D’après le CBO, ces dépenses excessives devraient se poursuivre et s’empirer durant la décennie à venir pour passer de 21 à 23,4 % du PIC. Les rentrées exprimées en pourcentage du PIB devraient grimper de 16,4 % aujourd’hui à 18 % en 2030. Mais ce ne sera pas suffisant pour couvrir les dépenses de 7,5 trillions de dollars du gouvernement, d’où le déficit projeté de 1,74 trillion.

Évidemment, cela va faire gonfler la dette. La dette détenue par le public va grimper de 80 % du PIB aujourd’hui à plus de 98 % en 2030 (de 17,2 trillions à 31,4 trillions). Si on ajoute ce que l’Oncle Sam doit à d’autres postes publics, par exemple la sécurité sociale, le chiffre est beaucoup plus élevé.

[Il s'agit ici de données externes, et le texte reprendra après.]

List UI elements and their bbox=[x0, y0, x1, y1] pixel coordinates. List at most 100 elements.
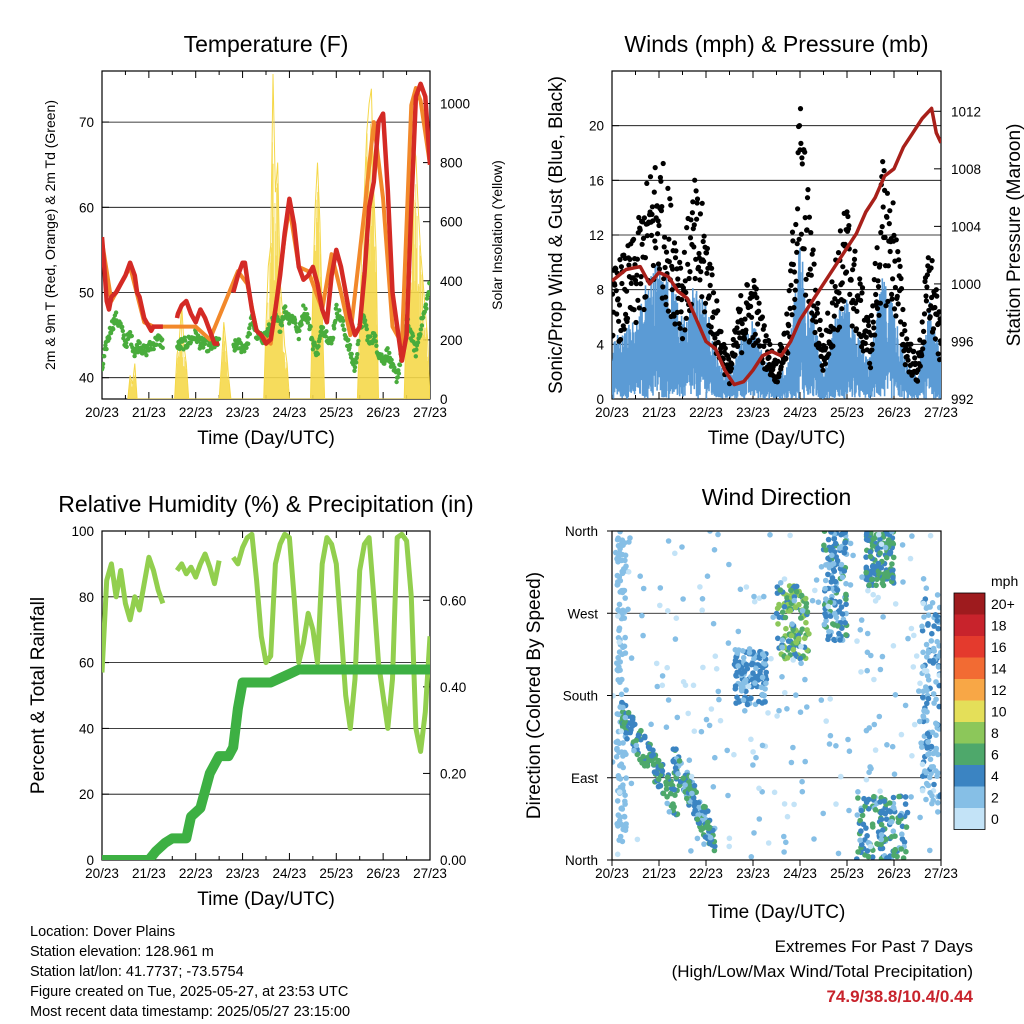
figure-created: Figure created on Tue, 2025-05-27, at 23… bbox=[30, 984, 349, 1000]
gust-point bbox=[829, 300, 836, 306]
direction-point bbox=[665, 538, 672, 544]
gust-point bbox=[700, 238, 706, 245]
direction-point bbox=[777, 580, 784, 586]
direction-point bbox=[822, 610, 828, 617]
dewpoint-point bbox=[292, 317, 298, 322]
direction-point bbox=[627, 729, 633, 736]
direction-point bbox=[847, 582, 854, 588]
y-tick-label: 0 bbox=[86, 853, 94, 868]
direction-point bbox=[936, 643, 941, 649]
direction-point bbox=[936, 703, 941, 710]
direction-point bbox=[617, 833, 624, 840]
gust-point bbox=[937, 357, 941, 363]
gust-point bbox=[867, 365, 874, 371]
direction-point bbox=[617, 531, 623, 535]
gust-point bbox=[783, 355, 789, 361]
gust-point bbox=[883, 303, 889, 309]
direction-point bbox=[838, 531, 844, 538]
direction-point bbox=[659, 673, 666, 679]
direction-point bbox=[782, 614, 789, 621]
gust-point bbox=[896, 257, 902, 263]
direction-point bbox=[925, 739, 931, 745]
direction-point bbox=[628, 655, 635, 661]
gust-point bbox=[790, 261, 797, 268]
gust-point bbox=[895, 249, 901, 255]
direction-point bbox=[826, 741, 833, 747]
gust-point bbox=[614, 311, 620, 317]
direction-point bbox=[889, 540, 896, 546]
legend-label: 10 bbox=[991, 704, 1007, 720]
gust-point bbox=[624, 315, 631, 321]
x-tick-label: 21/23 bbox=[132, 866, 166, 881]
dewpoint-point bbox=[364, 326, 369, 332]
gust-point bbox=[652, 238, 658, 244]
dewpoint-point bbox=[216, 336, 222, 342]
direction-point bbox=[804, 609, 811, 615]
gust-point bbox=[741, 336, 748, 342]
direction-point bbox=[694, 816, 701, 823]
y-tick-label: East bbox=[571, 771, 598, 786]
direction-point bbox=[892, 601, 899, 607]
dewpoint-point bbox=[102, 354, 107, 359]
direction-point bbox=[926, 604, 932, 610]
gust-point bbox=[759, 314, 766, 320]
gust-point bbox=[699, 200, 705, 206]
y-axis-label: 2m & 9m T (Red, Orange) & 2m Td (Green) bbox=[42, 100, 58, 370]
dewpoint-point bbox=[102, 365, 105, 370]
direction-point bbox=[715, 531, 721, 538]
gust-point bbox=[857, 281, 863, 287]
direction-point bbox=[869, 821, 876, 827]
gust-point bbox=[617, 257, 623, 263]
gust-point bbox=[636, 305, 642, 311]
gust-point bbox=[631, 236, 637, 242]
gust-point bbox=[712, 335, 718, 341]
y2-tick-label: 1000 bbox=[440, 97, 470, 112]
gust-point bbox=[927, 314, 933, 320]
dewpoint-point bbox=[196, 333, 201, 338]
direction-point bbox=[863, 727, 870, 734]
gust-point bbox=[797, 106, 804, 112]
gust-point bbox=[919, 352, 925, 359]
direction-point bbox=[904, 809, 911, 816]
direction-point bbox=[775, 621, 781, 627]
direction-point bbox=[751, 830, 757, 836]
direction-point bbox=[841, 550, 848, 556]
gust-point bbox=[755, 338, 761, 344]
legend-swatch bbox=[954, 614, 985, 636]
direction-point bbox=[839, 611, 846, 617]
gust-point bbox=[709, 265, 715, 271]
dewpoint-point bbox=[310, 347, 316, 352]
direction-point bbox=[696, 804, 702, 811]
chart-title: Winds (mph) & Pressure (mb) bbox=[624, 31, 928, 57]
y2-tick-label: 0.40 bbox=[440, 680, 466, 695]
y-tick-label: 80 bbox=[79, 590, 94, 605]
direction-point bbox=[680, 775, 687, 781]
gust-point bbox=[722, 345, 728, 351]
gust-point bbox=[662, 264, 668, 271]
direction-point bbox=[858, 617, 865, 623]
y-tick-label: 4 bbox=[596, 337, 604, 352]
dewpoint-point bbox=[354, 360, 359, 365]
direction-point bbox=[847, 540, 854, 547]
direction-point bbox=[615, 677, 621, 683]
dewpoint-point bbox=[424, 306, 429, 311]
direction-point bbox=[732, 683, 739, 689]
direction-point bbox=[909, 533, 915, 539]
legend-swatch bbox=[954, 765, 985, 787]
gust-point bbox=[899, 331, 905, 337]
gust-point bbox=[859, 344, 865, 350]
direction-point bbox=[622, 792, 628, 798]
legend-label: 4 bbox=[991, 768, 999, 784]
dewpoint-point bbox=[297, 328, 302, 333]
gust-point bbox=[843, 269, 850, 275]
direction-point bbox=[642, 734, 648, 741]
direction-point bbox=[659, 768, 666, 774]
direction-point bbox=[745, 683, 752, 690]
dewpoint-point bbox=[347, 342, 353, 348]
direction-point bbox=[818, 564, 825, 570]
y2-tick-label: 996 bbox=[951, 334, 974, 349]
gust-point bbox=[648, 232, 655, 238]
direction-point bbox=[880, 827, 886, 833]
gust-point bbox=[765, 337, 772, 344]
legend-title: mph bbox=[991, 573, 1018, 589]
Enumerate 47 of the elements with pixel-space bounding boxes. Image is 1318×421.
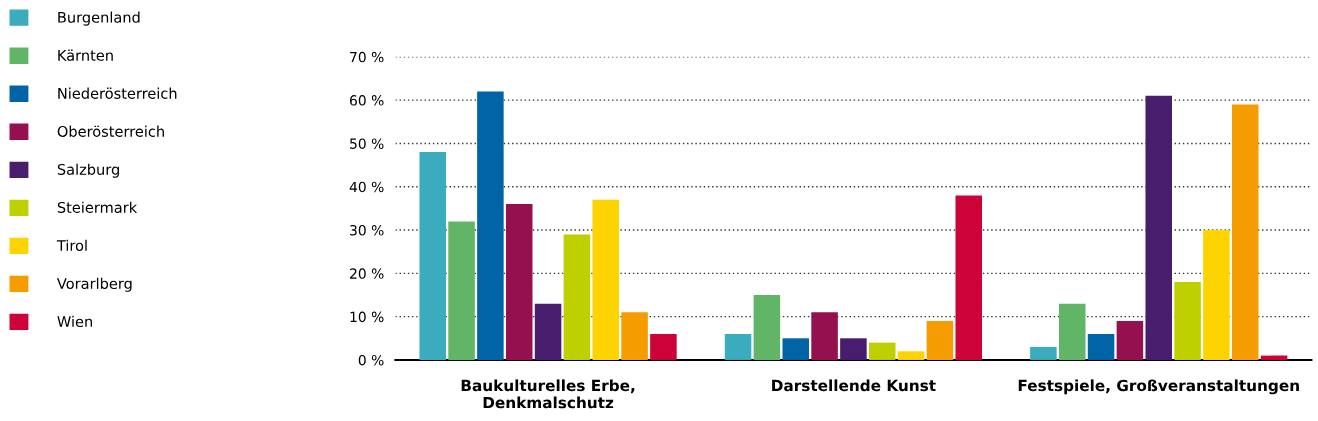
bar [1030, 346, 1057, 360]
legend-label: Niederösterreich [58, 87, 177, 99]
bar [534, 303, 562, 360]
legend-label: Burgenland [58, 11, 140, 26]
bar [1260, 355, 1288, 360]
legend-label: Steiermark [57, 201, 138, 213]
bar [1174, 282, 1201, 360]
bar [1231, 104, 1259, 360]
bar [1145, 95, 1173, 360]
y-tick-label: 10 % [350, 311, 384, 323]
legend-label: Tirol [56, 239, 87, 252]
bar [650, 333, 677, 360]
x-tick-label: Baukulturelles Erbe, Denkmalschutz [461, 379, 635, 409]
legend-label: Salzburg [57, 163, 119, 178]
bar [724, 333, 752, 360]
legend-label: Kärnten [58, 49, 113, 61]
y-tick-label: 20 % [350, 268, 384, 279]
bar [811, 312, 838, 360]
x-tick-label: Festspiele, Großveranstaltungen [1018, 379, 1299, 395]
x-tick-label: Darstellende Kunst [772, 379, 936, 392]
bar [419, 152, 446, 360]
y-tick-label: 30 % [350, 225, 384, 236]
bar [1058, 303, 1086, 360]
y-tick-label: 70 % [350, 51, 384, 63]
bar [1087, 333, 1115, 360]
bar [753, 295, 781, 360]
bar [840, 338, 867, 360]
y-tick-label: 0 % [358, 354, 384, 366]
bar [563, 234, 591, 360]
legend-label: Oberösterreich [57, 125, 164, 137]
bar [477, 91, 504, 360]
bar [868, 342, 896, 360]
bar [1116, 320, 1144, 360]
bar [621, 312, 648, 360]
y-tick-label: 40 % [349, 181, 384, 193]
bar [897, 351, 925, 360]
bar [1203, 230, 1230, 360]
bar [782, 338, 809, 360]
bar [592, 199, 620, 360]
bar [955, 195, 983, 360]
bar [505, 204, 533, 360]
legend-label: Wien [57, 315, 92, 328]
y-tick-label: 60 % [349, 95, 384, 106]
bar [926, 320, 954, 360]
y-tick-label: 50 % [350, 138, 384, 149]
legend-label: Vorarlberg [56, 277, 132, 292]
bar [448, 221, 475, 360]
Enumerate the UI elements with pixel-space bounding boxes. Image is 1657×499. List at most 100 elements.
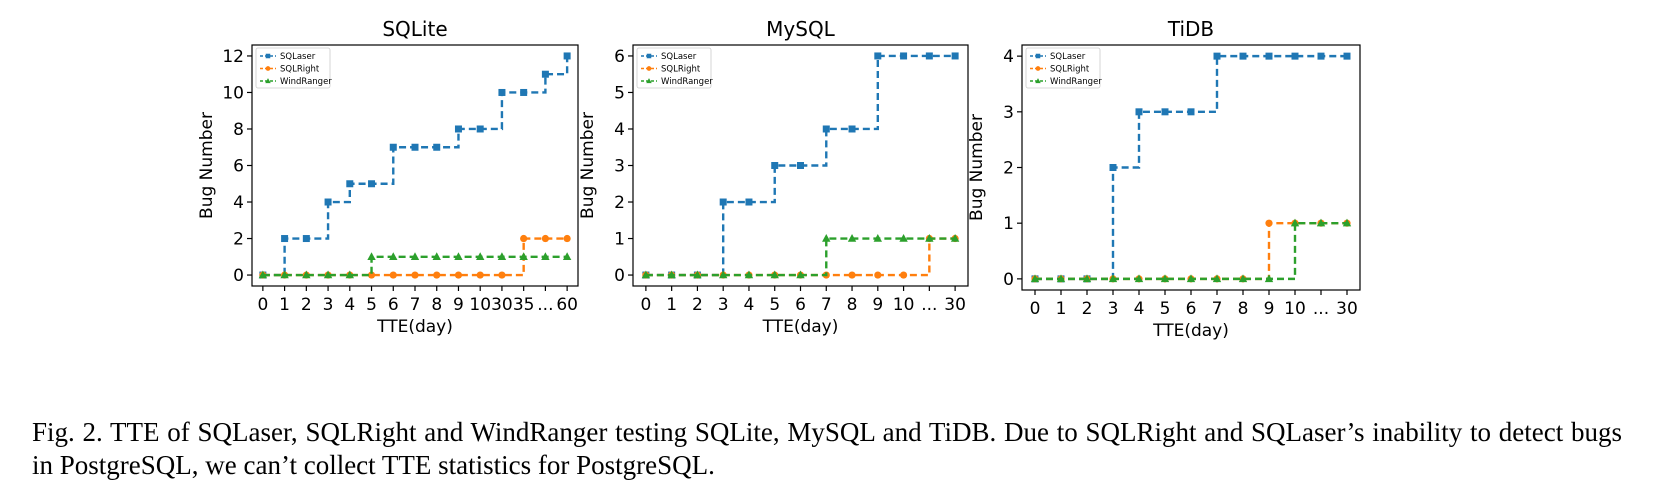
series-windranger-tidb (1030, 218, 1352, 283)
y-tick-label-tidb-1: 1 (1003, 214, 1014, 234)
data-point-windranger-tidb-8 (1238, 274, 1248, 283)
x-tick-label-sqlite-1: 1 (279, 295, 290, 315)
legend-marker-sqlright-mysql (646, 66, 652, 71)
data-point-windranger-mysql-3 (718, 270, 728, 279)
data-point-windranger-mysql-1 (667, 270, 676, 279)
x-tick-label-sqlite-3: 3 (323, 295, 334, 315)
data-point-windranger-sqlite-2 (302, 270, 311, 279)
data-point-windranger-sqlite-14 (562, 252, 572, 260)
data-point-sqlaser-tidb-5 (1161, 108, 1169, 116)
chart-title-tidb: TiDB (1167, 17, 1214, 41)
data-point-windranger-sqlite-7 (410, 252, 420, 260)
x-tick-label-mysql-2: 2 (692, 295, 703, 315)
data-point-sqlaser-sqlite-13 (541, 70, 549, 78)
legend-marker-sqlright-sqlite (265, 66, 271, 71)
y-tick-label-mysql-1: 1 (614, 230, 625, 250)
x-tick-label-sqlite-10: 10 (469, 295, 491, 315)
y-tick-label-mysql-0: 0 (614, 266, 625, 286)
y-tick-label-sqlite-6: 6 (233, 157, 244, 177)
data-point-sqlright-sqlite-6 (389, 271, 397, 279)
x-tick-label-tidb-11: ... (1313, 299, 1329, 319)
x-tick-label-tidb-9: 9 (1264, 299, 1275, 319)
data-point-windranger-tidb-0 (1030, 274, 1040, 283)
legend-marker-windranger-sqlite (265, 78, 271, 84)
data-point-windranger-sqlite-8 (432, 252, 441, 260)
data-point-sqlright-sqlite-9 (454, 271, 463, 279)
legend-marker-sqlright-tidb (1035, 66, 1041, 71)
data-point-windranger-mysql-12 (950, 234, 960, 242)
legend-label-sqlaser-tidb: SQLaser (1050, 52, 1086, 62)
data-point-sqlaser-tidb-9 (1265, 52, 1273, 60)
series-windranger-sqlite (258, 252, 572, 279)
y-tick-label-mysql-4: 4 (614, 120, 625, 140)
legend-marker-sqlaser-tidb (1035, 53, 1041, 59)
data-point-windranger-mysql-4 (744, 270, 754, 279)
legend-label-windranger-sqlite: WindRanger (280, 77, 332, 87)
data-point-windranger-mysql-0 (641, 270, 651, 279)
chart-title-sqlite: SQLite (382, 17, 447, 41)
legend-label-sqlaser-sqlite: SQLaser (280, 52, 316, 62)
x-tick-label-sqlite-12: 35 (513, 295, 535, 315)
data-point-sqlright-sqlite-11 (498, 271, 506, 279)
legend-marker-windranger-mysql (646, 78, 652, 84)
data-point-windranger-sqlite-9 (454, 252, 463, 260)
x-tick-label-sqlite-14: 60 (556, 295, 578, 315)
x-tick-label-mysql-0: 0 (640, 295, 651, 315)
x-tick-label-sqlite-4: 4 (344, 295, 355, 315)
y-tick-label-mysql-5: 5 (614, 83, 625, 103)
data-point-sqlright-sqlite-12 (520, 234, 528, 243)
data-point-windranger-mysql-7 (822, 234, 831, 242)
y-tick-label-sqlite-12: 12 (222, 47, 244, 67)
legend-box-sqlite (255, 47, 331, 89)
data-point-windranger-sqlite-3 (323, 270, 333, 279)
y-tick-label-sqlite-8: 8 (233, 120, 244, 140)
x-tick-label-sqlite-13: ... (537, 295, 553, 315)
y-tick-label-sqlite-0: 0 (233, 266, 244, 286)
data-point-windranger-sqlite-11 (497, 252, 507, 260)
x-tick-label-tidb-3: 3 (1108, 299, 1119, 319)
x-axis-label-tidb: TTE(day) (1152, 321, 1229, 341)
x-tick-label-mysql-12: 30 (944, 295, 966, 315)
data-point-windranger-mysql-9 (873, 234, 883, 242)
data-point-sqlaser-sqlite-2 (302, 235, 310, 243)
data-point-windranger-sqlite-0 (258, 270, 268, 279)
data-point-sqlaser-sqlite-8 (433, 143, 441, 151)
x-tick-label-mysql-9: 9 (872, 295, 883, 315)
legend-tidb: SQLaser SQLRight WindRanger (1025, 47, 1102, 89)
data-point-sqlaser-tidb-8 (1239, 52, 1247, 60)
y-axis-label-sqlite: Bug Number (197, 112, 217, 219)
data-point-sqlaser-mysql-6 (797, 162, 804, 169)
data-point-windranger-tidb-10 (1290, 218, 1300, 227)
x-axis-label-sqlite: TTE(day) (376, 317, 453, 337)
series-windranger-mysql (641, 234, 960, 279)
data-point-windranger-sqlite-10 (476, 252, 485, 260)
data-point-sqlaser-tidb-4 (1135, 108, 1143, 116)
data-point-sqlaser-sqlite-10 (476, 125, 484, 133)
x-tick-label-mysql-11: ... (921, 295, 937, 315)
y-tick-label-mysql-6: 6 (614, 47, 625, 67)
x-tick-label-tidb-12: 30 (1336, 299, 1358, 319)
data-point-sqlright-sqlite-10 (476, 271, 484, 279)
x-tick-label-tidb-2: 2 (1082, 299, 1093, 319)
data-point-windranger-sqlite-6 (389, 252, 398, 260)
data-point-sqlright-sqlite-5 (367, 271, 376, 279)
legend-label-windranger-tidb: WindRanger (1050, 77, 1102, 87)
y-tick-label-mysql-2: 2 (614, 193, 625, 213)
x-tick-label-mysql-8: 8 (847, 295, 858, 315)
data-point-windranger-mysql-2 (693, 270, 702, 279)
legend-label-sqlright-tidb: SQLRight (1050, 65, 1090, 75)
data-point-sqlaser-tidb-10 (1291, 52, 1299, 60)
data-point-windranger-tidb-11 (1316, 218, 1326, 227)
data-point-sqlright-sqlite-8 (433, 271, 441, 279)
series-line-windranger-sqlite (262, 255, 568, 277)
x-tick-label-mysql-7: 7 (821, 295, 832, 315)
y-axis-label-tidb: Bug Number (967, 114, 987, 221)
data-point-sqlaser-sqlite-11 (498, 88, 506, 96)
x-tick-label-tidb-7: 7 (1212, 299, 1223, 319)
data-point-windranger-sqlite-13 (541, 252, 550, 260)
legend-label-sqlaser-mysql: SQLaser (661, 52, 697, 62)
data-point-sqlaser-mysql-10 (900, 52, 908, 60)
data-point-windranger-tidb-5 (1160, 274, 1170, 283)
x-tick-label-sqlite-9: 9 (453, 295, 464, 315)
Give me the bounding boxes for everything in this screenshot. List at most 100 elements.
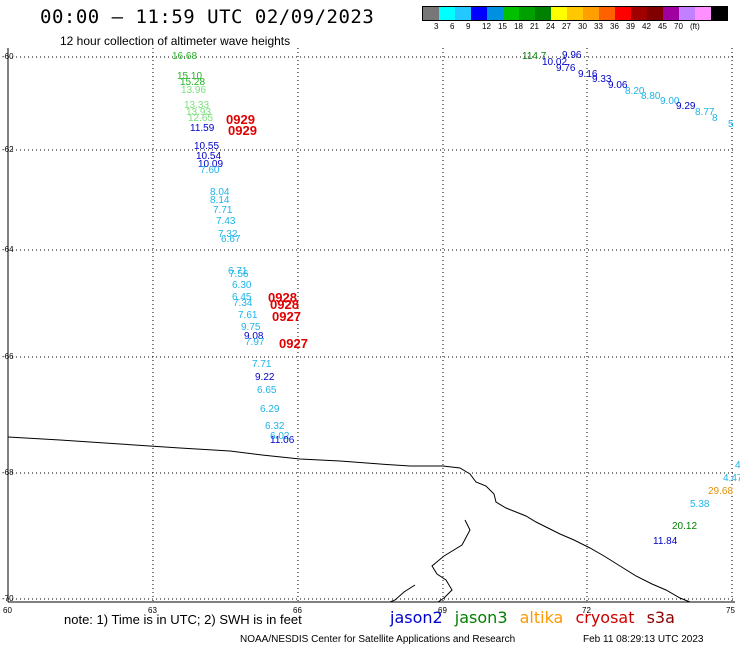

Tout ceci part du principe que la loi en vigueur ne change pas. Bien entendu, tout le monde sait qu’il y aura des modifications. Le Congrès contournera les règles censées limiter les dépenses. Peu importe la couleur politique, on autorisera les dépenses folles.

Cela explique notamment pourquoi les déficits sont supérieurs de 160 milliards par rapport à l’estimation précédente du CBO. C’est toujours comme ça. Il y a davantage de dépenses qui se matérialisent, tandis que les rentrées ont été surestimées. (…)

Heureusement, l’économie se porte bien en ce moment. Cette bonne performance masque de nombreux soucis. Pas seulement les guerres commerciales, mais aussi la situation fiscale des USA. La vérité est qu’un pays qui connaît la croissance durant une période de paix ne devrait jamais voir ses déficits augmenter.